Albumin Creatinine Ratio Calculator – Check ACR

Your Results

How to Use This Calculator

Getting your ACR results is straightforward. You’ll need two values from your urine test report: albumin and creatinine concentrations.

  1. Locate your albumin result on your lab report. It’s typically measured in mg/dL or mg/L.
  2. Find your creatinine value. This might be in mg/dL, g/dL, or mmol/L depending on your lab.
  3. Enter both values into the calculator, making sure to select the correct units.
  4. Choose your sex for more accurate reference ranges.
  5. Click Calculate to see your ACR result and what it means for your kidney health.
Pro Tip: For the most accurate results, use a first-morning urine sample. This gives a more concentrated specimen and reduces variability in the measurement.

What Does ACR Tell You?

The albumin-to-creatinine ratio is your kidneys’ report card. It reveals whether your kidneys are letting too much protein slip through into your urine, which shouldn’t happen when they’re working properly.
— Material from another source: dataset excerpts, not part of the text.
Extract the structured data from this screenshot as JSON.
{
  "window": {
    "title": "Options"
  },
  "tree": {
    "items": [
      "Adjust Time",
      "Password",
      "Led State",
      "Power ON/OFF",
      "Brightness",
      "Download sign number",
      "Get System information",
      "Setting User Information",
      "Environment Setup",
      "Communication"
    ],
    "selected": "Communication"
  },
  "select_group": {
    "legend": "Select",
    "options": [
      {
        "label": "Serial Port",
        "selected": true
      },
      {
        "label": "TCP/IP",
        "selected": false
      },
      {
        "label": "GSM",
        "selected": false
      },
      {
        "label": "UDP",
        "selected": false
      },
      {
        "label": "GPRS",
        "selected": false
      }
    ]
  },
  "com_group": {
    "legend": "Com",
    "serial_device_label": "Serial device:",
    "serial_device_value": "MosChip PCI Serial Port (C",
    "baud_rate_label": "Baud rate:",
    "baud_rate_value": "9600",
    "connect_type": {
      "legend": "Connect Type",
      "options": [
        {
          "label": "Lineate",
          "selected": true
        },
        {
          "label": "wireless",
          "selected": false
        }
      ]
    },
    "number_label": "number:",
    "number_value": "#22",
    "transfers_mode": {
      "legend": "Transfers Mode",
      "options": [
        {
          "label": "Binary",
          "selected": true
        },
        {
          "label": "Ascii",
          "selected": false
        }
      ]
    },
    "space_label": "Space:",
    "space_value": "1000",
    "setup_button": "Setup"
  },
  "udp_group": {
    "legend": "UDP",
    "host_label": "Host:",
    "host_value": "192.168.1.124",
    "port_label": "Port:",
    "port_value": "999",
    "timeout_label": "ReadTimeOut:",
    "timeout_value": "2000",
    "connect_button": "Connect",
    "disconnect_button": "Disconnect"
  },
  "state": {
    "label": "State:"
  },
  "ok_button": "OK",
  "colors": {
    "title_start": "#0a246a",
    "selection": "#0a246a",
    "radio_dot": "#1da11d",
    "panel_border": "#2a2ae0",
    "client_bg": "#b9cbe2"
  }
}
Think of your kidneys as filters. When they’re healthy, they keep valuable proteins like albumin in your bloodstream where they belong. But when kidney damage occurs, these filters develop tiny leaks, allowing albumin to escape into your urine. By measuring albumin alongside creatinine (which appears consistently in urine regardless of kidney function), we get a reliable snapshot of your kidney health.

The Formula Behind the Numbers

The calculation itself is elegantly simple:

ACR = Albumin (mg/dL) ÷ Creatinine (g/dL)
Result is expressed in mg/g
Category ACR Range What It Means
A1 <30 mg/g Normal to mildly increased – your kidneys are doing their job well
A2 30-300 mg/g Moderately increased – early warning sign that deserves attention
A3 >300 mg/g Severely increased – significant protein loss requiring medical care

When Should You Get Tested?

Not everyone needs regular ACR testing, but certain groups should make it part of their routine health monitoring.

Diabetes

If you have type 1 or type 2 diabetes, annual ACR testing is recommended. High blood sugar can damage the tiny blood vessels in your kidneys over time, and catching this early makes a huge difference in outcomes.

High Blood Pressure

Hypertension puts extra strain on your kidney filters. Regular ACR checks help catch any damage before it progresses. Many doctors recommend testing at least once a year if your blood pressure is elevated.

Heart Disease

Your heart and kidneys are closely connected. If you have cardiovascular disease, monitoring your ACR helps your doctor assess your overall risk and adjust treatments accordingly.

Family History

If kidney disease runs in your family, you’re at higher risk. Regular ACR testing, even if you feel fine, can detect problems years before symptoms appear.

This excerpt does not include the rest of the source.